Isata Kanneh-Mason, Lakeside, Nottingham, 25 April 2026 ⭐⭐⭐⭐⭐ Review by William Ruff

Photo credit: Lakeside

Isata Kanneh-Mason (piano)

Lakeside, Nottingham | 25 April 2026

⭐⭐⭐⭐⭐ Review by William Ruff

 

“Lyrical grace, fearless technical precision and deeply personal commitment.”

 

This is only the second time that Isata Kanneh-Mason has played at Lakeside.  For those lucky enough to remember her first appearance it may have brought a lump to the throat to see this elegant woman in stunning white evening gown walk to the piano.  And that’s because last time she was just 11 years old, also wearing a white dress, and winning her way to become Nottingham’s Young Musician of the Year.  That was 18 years ago; now you have to be quick off the mark to secure a ticket to hear her, one of the world’s most sought-after and admired pianists.

Her programme started and ended with Beethoven, beginning at night with the ‘Moonlight’ Sonata and ending with dawn as (possibly) expressed by the ‘Waldstein’ Sonata.  Isata takes time to enter the world that each composer has created.  Everything has to feel right before that first note is sounded.  And that’s so important in the ’Moonlight’, the most famous of Beethoven’s piano sonatas.  Her choice of tempo in the opening movement was ideal for the slow, mournful melody which unfolds, making it a brooding, ghostly meditation.  The second movement, a delicate minuet in disguise, brought relief from all that intensity whilst the finale erupted with explosive fury and technical virtuosity.  The smooth, hypnotic delicacy which Isata created at the sonata’s opening was here transformed into something jagged and unpredictable, full of rhythmic drive and sudden, even shocking, dynamic shifts, exploiting the almost orchestral range of the piano.  Isata’s gloves-off approach underlined throughout the physicality of this most stormy of finales.

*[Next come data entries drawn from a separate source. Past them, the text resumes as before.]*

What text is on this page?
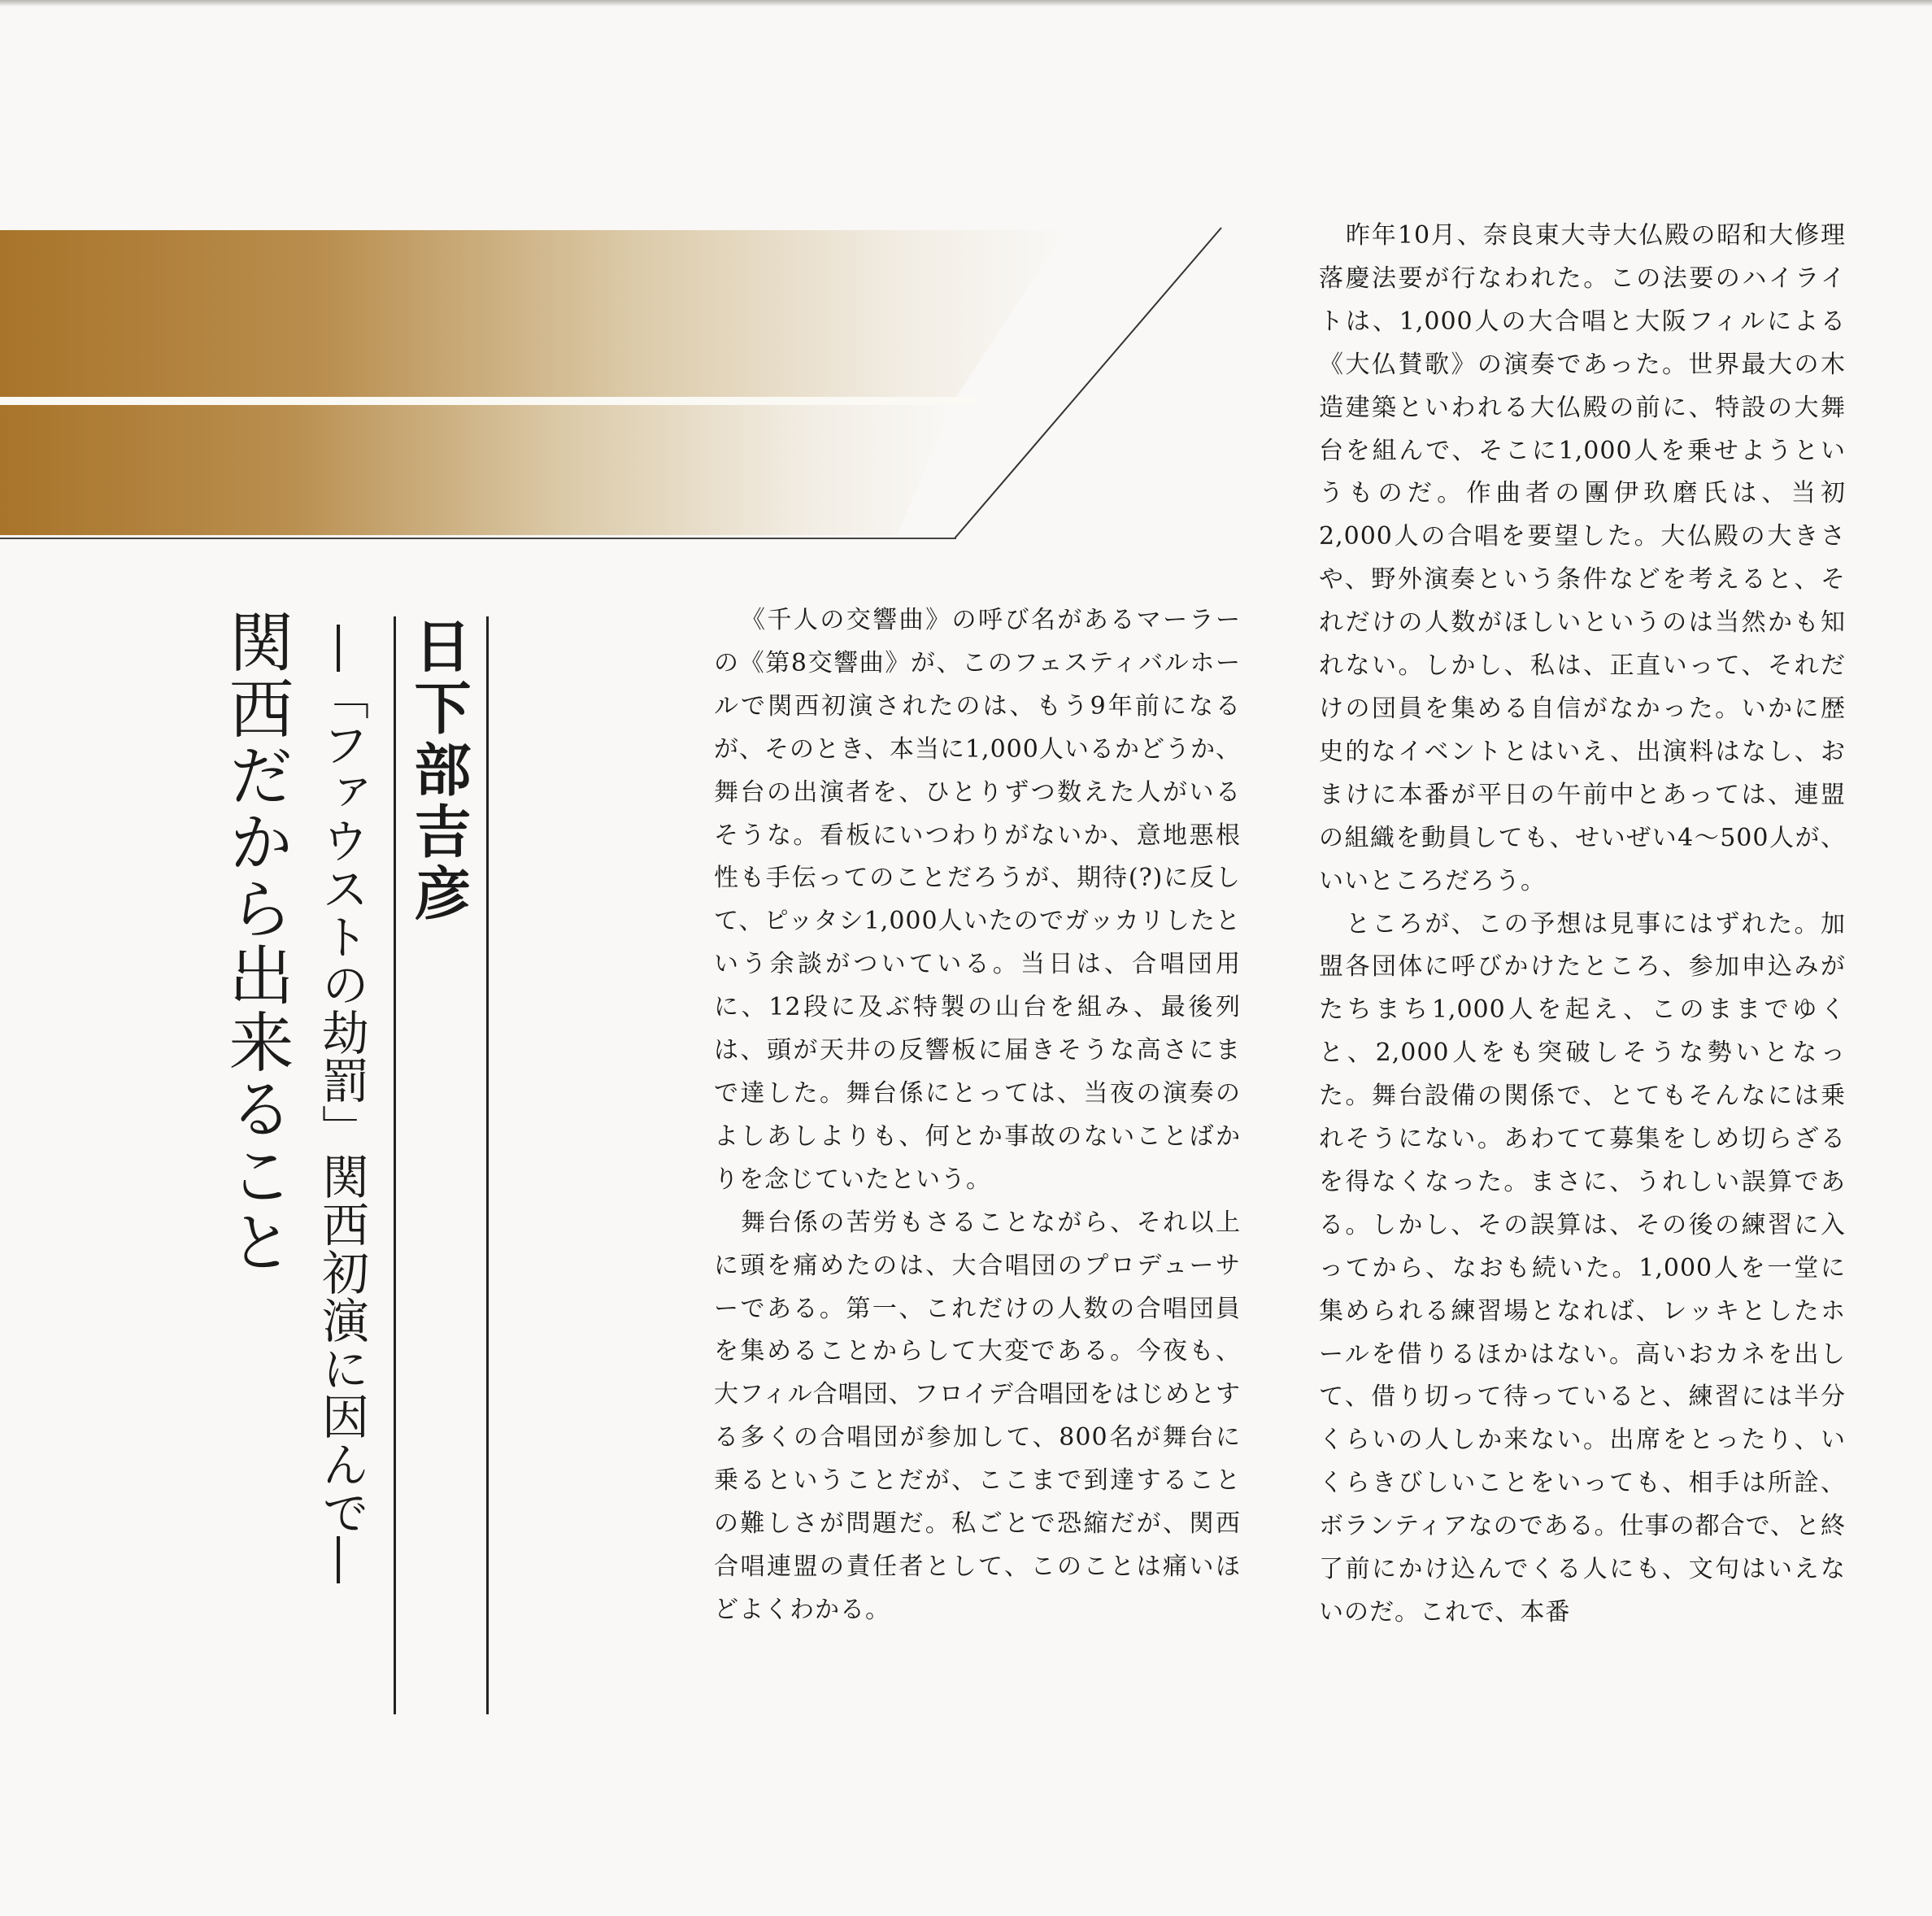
関西だから出来ること ―「ファウストの劫罰」関西初演に因んで― 日下部吉彦	《千人の交響曲》の呼び名があるマーラーの《第8交響曲》が、このフェスティバルホールで関西初演されたのは、もう9年前になるが、そのとき、本当に1,000人いるかどうか、舞台の出演者を、ひとりずつ数えた人がいるそうな。看板にいつわりがないか、意地悪根性も手伝ってのことだろうが、期待(?)に反して、ピッタシ1,000人いたのでガッカリしたという余談がついている。当日は、合唱団用に、12段に及ぶ特製の山台を組み、最後列は、頭が天井の反響板に届きそうな高さにまで達した。舞台係にとっては、当夜の演奏のよしあしよりも、何とか事故のないことばかりを念じていたという。

舞台係の苦労もさることながら、それ以上に頭を痛めたのは、大合唱団のプロデューサーである。第一、これだけの人数の合唱団員を集めることからして大変である。今夜も、大フィル合唱団、フロイデ合唱団をはじめとする多くの合唱団が参加して、800名が舞台に乗るということだが、ここまで到達することの難しさが問題だ。私ごとで恐縮だが、関西合唱連盟の責任者として、このことは痛いほどよくわかる。

昨年10月、奈良東大寺大仏殿の昭和大修理落慶法要が行なわれた。この法要のハイライトは、1,000人の大合唱と大阪フィルによる《大仏賛歌》の演奏であった。世界最大の木造建築といわれる大仏殿の前に、特設の大舞台を組んで、そこに1,000人を乗せようというものだ。作曲者の團伊玖磨氏は、当初2,000人の合唱を要望した。大仏殿の大きさや、野外演奏という条件などを考えると、それだけの人数がほしいというのは当然かも知れない。しかし、私は、正直いって、それだけの団員を集める自信がなかった。いかに歴史的なイベントとはいえ、出演料はなし、おまけに本番が平日の午前中とあっては、連盟の組織を動員しても、せいぜい4～500人が、いいところだろう。

ところが、この予想は見事にはずれた。加盟各団体に呼びかけたところ、参加申込みがたちまち1,000人を起え、このままでゆくと、2,000人をも突破しそうな勢いとなった。舞台設備の関係で、とてもそんなには乗れそうにない。あわてて募集をしめ切らざるを得なくなった。まさに、うれしい誤算である。しかし、その誤算は、その後の練習に入ってから、なおも続いた。1,000人を一堂に集められる練習場となれば、レッキとしたホールを借りるほかはない。高いおカネを出して、借り切って待っていると、練習には半分くらいの人しか来ない。出席をとったり、いくらきびしいことをいっても、相手は所詮、ボランティアなのである。仕事の都合で、と終了前にかけ込んでくる人にも、文句はいえないのだ。これで、本番
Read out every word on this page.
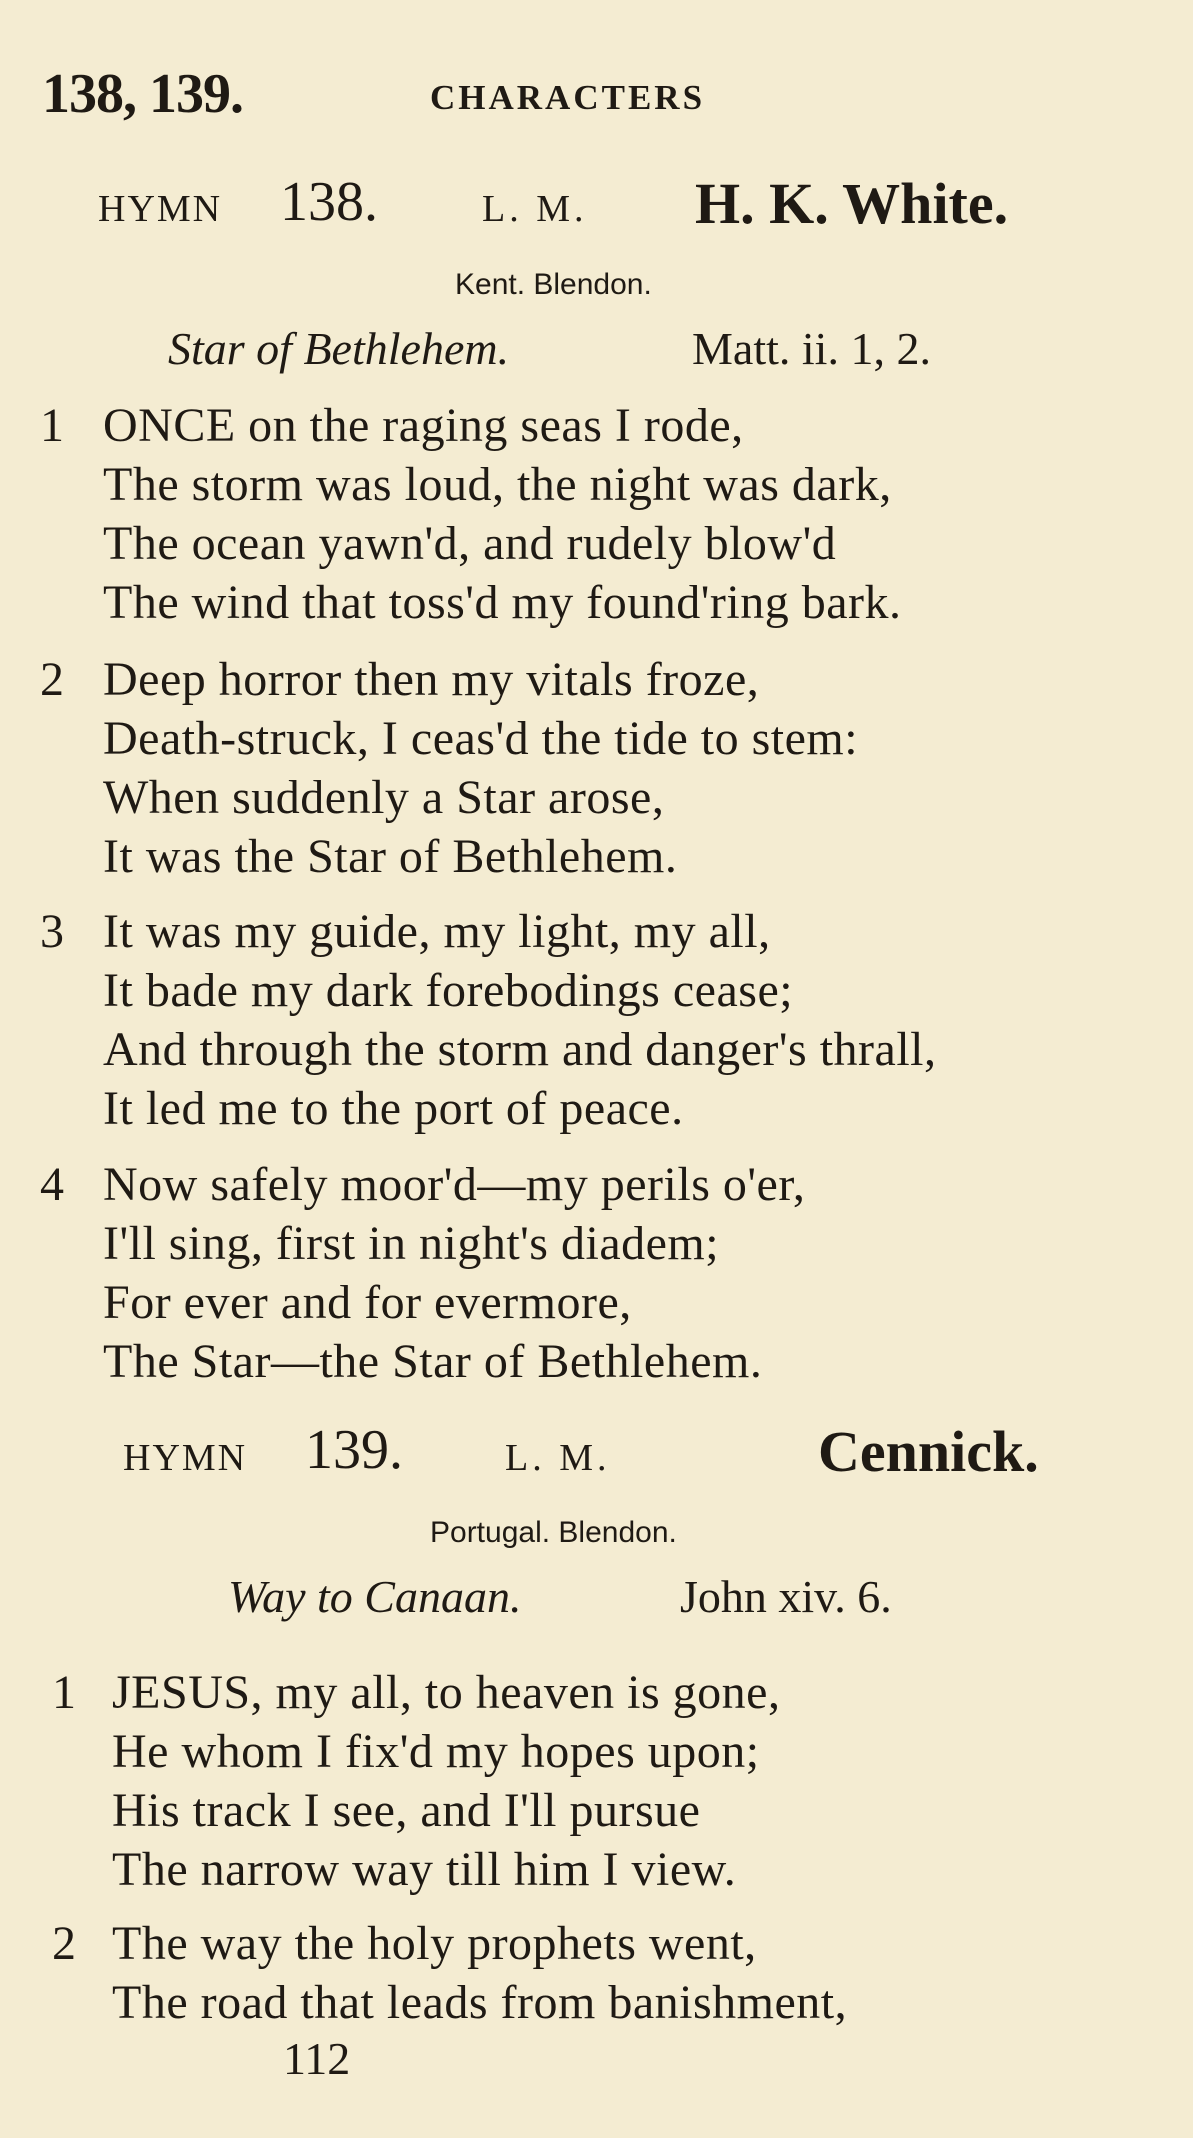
138, 139.	CHARACTERS
HYMN 138.	L. M. H. K. White.
Kent. Blendon.
Star of Bethlehem.	Matt. ii. 1, 2.
1 ONCE on the raging seas I rode,
The storm was loud, the night was dark,
The ocean yawn'd, and rudely blow'd
The wind that toss'd my found'ring bark.
2 Deep horror then my vitals froze,
Death-struck, I ceas'd the tide to stem:
When suddenly a Star arose,
It was the Star of Bethlehem.
3 It was my guide, my light, my all,
It bade my dark forebodings cease;
And through the storm and danger's thrall,
It led me to the port of peace.
4 Now safely moor'd—my perils o'er,
I'll sing, first in night's diadem;
For ever and for evermore,
The Star—the Star of Bethlehem.
HYMN 139.	L. M.	Cennick.
Portugal. Blendon.
Way to Canaan.	John xiv. 6.
1 JESUS, my all, to heaven is gone,
He whom I fix'd my hopes upon;
His track I see, and I'll pursue
The narrow way till him I view.
2 The way the holy prophets went,
The road that leads from banishment,
112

Then came Ravel’s Gaspard de la Nuit, one of the Mount Everest’s of the piano repertoire, staggeringly difficult to play in its depiction of sinister nocturnal worlds.  In the opening ‘Ondine’ Ravel creates an exquisitely textured world, with Isata’s playing hinting at the darkness and danger which lurks beneath its shimmering surface.  The second movement (‘The Gallows’) must be one of the creepiest things ever written for piano, depicting as it does the swinging of a corpse dangling from a rope in music of unsettling quiet and insistence.  In the final ‘Scarbo’ Isata seemed to relish every one of Ravel’s virtuoso demands: the repeated notes that evoke the wicked dwarf’s evil cackling; the sudden, ominous silences followed by malevolent explosions of supernatural power. 

After the interval came two pieces by Bulgarian composer Dobrinka Tabakova.  Nocturne is a highly atmospheric piece, inviting the listener into an intimate, almost vulnerable space, Isata’s performance emphasising its melodic clarity, emotional directness and sense of stillness.  She followed this with Halo, starting in darkness, growing into full brilliance, settling into a mature and settled glow.  Few in Lakeside’s audience will ever have seen a piano played in quite this way before, with all sorts of techniques used for achieving strange harmonics which seemed to float above the played notes, mimicking the optical illusion of a halo.

Beethoven’s ‘Waldstein’ Sonata was a splendidly heroic way for Isata to end her recital, with its relentless rhythmic energy, its sudden retreats and volcanic outbursts.  The ending was spectacular: all those shimmering, rapidly repeated chords suggesting the glittering light of dawn, so ending this musical journey out of darkness.

However, huge audience cheers meant there just had to be an encore.  And it was something you can find on Isata’s new Prokofiev CD: his Prélude in C major, a piece which reveals its composer’s tender, lyrical side.  It ended a programme which demonstrated Isata’s extraordinary artistry: her poised, lyrical grace, fearless technical precision and deeply personal commitment to musical story-telling.